Department of Otolaryngology, Shuang Ho Hospital, Taipei Medical University, New Taipei City 23561, Taiwan.
J Pers Med. 2022 Apr 28;12(5):707. doi: 10.3390/jpm12050707.
Currently, the International Classification of Diseases (ICD) codes are being used to improve clinical, financial, and administrative performance. Inaccurate ICD coding can lower the quality of care, and delay or prevent reimbursement. However, selecting the appropriate ICD code from a patient's clinical history is time-consuming and requires expert knowledge. The rapid spread of electronic medical records (EMRs) has generated a large amount of clinical data and provides an opportunity to predict ICD codes using deep learning models. The main objective of this study was to use a deep learning-based natural language processing (NLP) model to accurately predict ICD-10 codes, which could help providers to make better clinical decisions and improve their level of service. We retrospectively collected clinical notes from five outpatient departments (OPD) from one university teaching hospital between January 2016 and December 2016. We applied NLP techniques, including global vectors, word to vectors, and embedding techniques to process the data. The dataset was split into two independent training and testing datasets consisting of 90% and 10% of the entire dataset, respectively. A convolutional neural network (CNN) model was developed, and the performance was measured using the precision, recall, and F-score. A total of 21,953 medical records were collected from 5016 patients. The performance of the CNN model for the five different departments was clinically satisfactory (Precision: 0.500.69 and recall: 0.780.91).

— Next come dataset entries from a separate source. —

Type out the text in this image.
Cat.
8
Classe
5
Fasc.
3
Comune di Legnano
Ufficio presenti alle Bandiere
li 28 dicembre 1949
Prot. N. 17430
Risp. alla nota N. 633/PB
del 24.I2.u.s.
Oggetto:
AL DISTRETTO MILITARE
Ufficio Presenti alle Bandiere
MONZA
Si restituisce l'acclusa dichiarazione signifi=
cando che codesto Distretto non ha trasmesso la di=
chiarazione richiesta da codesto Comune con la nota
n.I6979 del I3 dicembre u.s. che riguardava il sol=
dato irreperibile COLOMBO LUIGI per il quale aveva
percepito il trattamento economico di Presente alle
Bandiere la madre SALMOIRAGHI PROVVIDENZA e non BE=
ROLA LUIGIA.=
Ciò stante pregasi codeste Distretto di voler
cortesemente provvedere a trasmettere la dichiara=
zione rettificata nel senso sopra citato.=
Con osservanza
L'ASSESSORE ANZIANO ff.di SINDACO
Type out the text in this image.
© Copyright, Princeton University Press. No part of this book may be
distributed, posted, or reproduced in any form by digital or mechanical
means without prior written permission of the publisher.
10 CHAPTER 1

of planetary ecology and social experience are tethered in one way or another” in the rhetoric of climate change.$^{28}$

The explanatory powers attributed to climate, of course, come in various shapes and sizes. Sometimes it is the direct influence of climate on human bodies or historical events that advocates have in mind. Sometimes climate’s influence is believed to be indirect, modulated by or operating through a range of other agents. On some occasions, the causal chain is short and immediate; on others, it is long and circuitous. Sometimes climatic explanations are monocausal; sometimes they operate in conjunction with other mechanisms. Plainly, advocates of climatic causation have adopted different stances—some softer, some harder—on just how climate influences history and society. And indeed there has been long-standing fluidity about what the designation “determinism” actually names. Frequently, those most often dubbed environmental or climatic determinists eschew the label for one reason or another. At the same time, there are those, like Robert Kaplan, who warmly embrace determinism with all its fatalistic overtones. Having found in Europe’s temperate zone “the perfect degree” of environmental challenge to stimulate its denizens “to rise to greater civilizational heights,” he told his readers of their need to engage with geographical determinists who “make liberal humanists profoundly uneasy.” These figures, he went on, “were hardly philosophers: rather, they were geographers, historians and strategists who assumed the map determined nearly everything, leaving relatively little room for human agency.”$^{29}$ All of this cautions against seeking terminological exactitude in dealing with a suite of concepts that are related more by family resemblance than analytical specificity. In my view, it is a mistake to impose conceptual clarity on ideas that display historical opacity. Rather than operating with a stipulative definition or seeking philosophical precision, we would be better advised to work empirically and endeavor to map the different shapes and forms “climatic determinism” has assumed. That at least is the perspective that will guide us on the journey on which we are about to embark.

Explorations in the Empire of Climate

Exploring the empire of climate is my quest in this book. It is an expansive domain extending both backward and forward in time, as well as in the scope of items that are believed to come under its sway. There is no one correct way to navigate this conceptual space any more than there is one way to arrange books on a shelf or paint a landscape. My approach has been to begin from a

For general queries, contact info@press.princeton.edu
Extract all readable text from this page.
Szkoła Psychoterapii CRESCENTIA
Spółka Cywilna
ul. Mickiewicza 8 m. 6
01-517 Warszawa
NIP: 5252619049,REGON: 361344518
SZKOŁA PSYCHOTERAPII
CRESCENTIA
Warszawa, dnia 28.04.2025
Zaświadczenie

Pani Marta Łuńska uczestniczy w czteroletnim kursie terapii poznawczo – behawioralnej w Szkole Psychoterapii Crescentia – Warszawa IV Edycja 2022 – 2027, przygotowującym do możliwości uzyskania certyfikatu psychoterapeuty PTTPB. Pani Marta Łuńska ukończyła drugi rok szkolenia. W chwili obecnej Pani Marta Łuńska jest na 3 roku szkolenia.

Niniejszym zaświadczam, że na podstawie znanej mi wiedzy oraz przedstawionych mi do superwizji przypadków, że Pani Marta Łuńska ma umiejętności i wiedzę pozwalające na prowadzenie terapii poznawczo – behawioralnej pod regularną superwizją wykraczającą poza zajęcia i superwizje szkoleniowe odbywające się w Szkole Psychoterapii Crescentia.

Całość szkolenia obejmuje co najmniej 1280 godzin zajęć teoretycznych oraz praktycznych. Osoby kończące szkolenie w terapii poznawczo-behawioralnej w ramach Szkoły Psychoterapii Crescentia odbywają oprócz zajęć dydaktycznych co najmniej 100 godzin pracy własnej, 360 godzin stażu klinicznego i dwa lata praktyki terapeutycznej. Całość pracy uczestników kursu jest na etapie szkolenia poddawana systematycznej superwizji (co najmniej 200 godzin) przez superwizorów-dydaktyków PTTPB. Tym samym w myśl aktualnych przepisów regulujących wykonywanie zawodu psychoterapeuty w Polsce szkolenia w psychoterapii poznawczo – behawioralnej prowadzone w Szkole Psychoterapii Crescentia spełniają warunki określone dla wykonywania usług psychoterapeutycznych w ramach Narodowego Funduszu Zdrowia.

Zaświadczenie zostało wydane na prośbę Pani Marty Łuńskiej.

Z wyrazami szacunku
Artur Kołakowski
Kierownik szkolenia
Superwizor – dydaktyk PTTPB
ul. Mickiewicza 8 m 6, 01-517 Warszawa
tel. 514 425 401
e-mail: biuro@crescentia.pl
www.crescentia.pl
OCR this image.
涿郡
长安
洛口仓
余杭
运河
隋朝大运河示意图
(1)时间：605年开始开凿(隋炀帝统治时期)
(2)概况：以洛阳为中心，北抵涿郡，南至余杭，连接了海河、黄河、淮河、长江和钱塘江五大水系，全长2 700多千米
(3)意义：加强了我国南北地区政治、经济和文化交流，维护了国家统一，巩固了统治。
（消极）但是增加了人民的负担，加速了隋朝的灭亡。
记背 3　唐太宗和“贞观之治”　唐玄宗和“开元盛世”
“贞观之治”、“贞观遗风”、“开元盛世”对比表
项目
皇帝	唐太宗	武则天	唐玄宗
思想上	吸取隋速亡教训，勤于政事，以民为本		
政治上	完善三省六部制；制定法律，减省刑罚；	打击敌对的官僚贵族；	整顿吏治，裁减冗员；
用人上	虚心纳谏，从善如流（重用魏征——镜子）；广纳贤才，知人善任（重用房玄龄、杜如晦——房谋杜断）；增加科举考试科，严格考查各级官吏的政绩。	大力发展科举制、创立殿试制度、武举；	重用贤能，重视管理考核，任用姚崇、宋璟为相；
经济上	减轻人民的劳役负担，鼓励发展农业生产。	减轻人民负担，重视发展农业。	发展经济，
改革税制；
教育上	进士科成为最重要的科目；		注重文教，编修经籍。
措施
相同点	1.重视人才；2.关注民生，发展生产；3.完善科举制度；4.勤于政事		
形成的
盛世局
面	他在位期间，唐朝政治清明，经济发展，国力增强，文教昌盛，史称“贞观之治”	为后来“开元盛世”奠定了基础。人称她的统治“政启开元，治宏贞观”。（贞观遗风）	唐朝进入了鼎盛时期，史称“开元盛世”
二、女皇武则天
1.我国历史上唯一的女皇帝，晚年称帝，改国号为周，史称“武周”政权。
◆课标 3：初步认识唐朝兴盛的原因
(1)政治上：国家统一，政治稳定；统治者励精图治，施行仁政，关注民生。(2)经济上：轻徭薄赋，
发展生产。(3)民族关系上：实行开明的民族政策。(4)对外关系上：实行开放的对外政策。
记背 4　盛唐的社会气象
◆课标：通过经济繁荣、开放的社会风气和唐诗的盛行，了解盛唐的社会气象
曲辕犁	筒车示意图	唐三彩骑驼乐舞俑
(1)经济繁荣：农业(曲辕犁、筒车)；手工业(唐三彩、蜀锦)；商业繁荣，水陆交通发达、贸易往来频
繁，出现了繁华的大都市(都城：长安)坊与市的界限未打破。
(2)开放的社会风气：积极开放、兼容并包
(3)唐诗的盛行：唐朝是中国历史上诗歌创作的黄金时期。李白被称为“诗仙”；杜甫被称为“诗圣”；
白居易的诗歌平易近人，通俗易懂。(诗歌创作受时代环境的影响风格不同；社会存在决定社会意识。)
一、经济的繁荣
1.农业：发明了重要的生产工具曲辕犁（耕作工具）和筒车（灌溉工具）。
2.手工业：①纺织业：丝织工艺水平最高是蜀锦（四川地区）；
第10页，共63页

However, the CNN model achieved the best performance for the cardiology department, with a precision of 69%, a recall of 89% and an F-score of 78%. The CNN model for predicting ICD-10 codes provides an opportunity to improve the quality of care. Implementing this model in real-world clinical settings could reduce the manual coding workload, enhance the efficiency of clinical coding, and support physicians in making better clinical decisions.
目前,国际疾病分类(ICD)编码正被用于改善临床、财务和行政管理绩效。不准确的ICD编码会降低医疗质量,并延迟或阻碍报销。然而,从患者的临床病史中选择合适的ICD编码既耗时又需要专业知识。电子病历(EMR)的迅速普及产生了大量临床数据,并为使用深度学习模型预测ICD编码提供了契机。本研究的主要目的是使用基于深度学习的自然语言处理(NLP)模型准确预测ICD-10编码,这有助于医疗服务提供者做出更好的临床决策并提高服务水平。我们回顾性收集了一所大学教学医院2016年1月至2016年12月期间五个门诊部(OPD)的临床记录。我们应用了NLP技术,包括全局向量、词向量和嵌入技术来处理数据。数据集被分为两个独立的训练和测试数据集,分别占整个数据集的90%和10%。开发了一个卷积神经网络(CNN)模型,并使用精确率、召回率和F值来衡量其性能。共收集了来自5016名患者的21953份病历。CNN模型在五个不同科室的表现从临床角度来看是令人满意的(精确率:0.500.69,召回率:0.780.91)。然而,CNN模型在心脏病科表现最佳,精确率为69%,召回率为89%,F值为78%。用于预测ICD-10编码的CNN模型为提高医疗质量提供了契机。在实际临床环境中应用该模型可以减少人工编码工作量,提高临床编码效率,并支持医生做出更好的临床决策。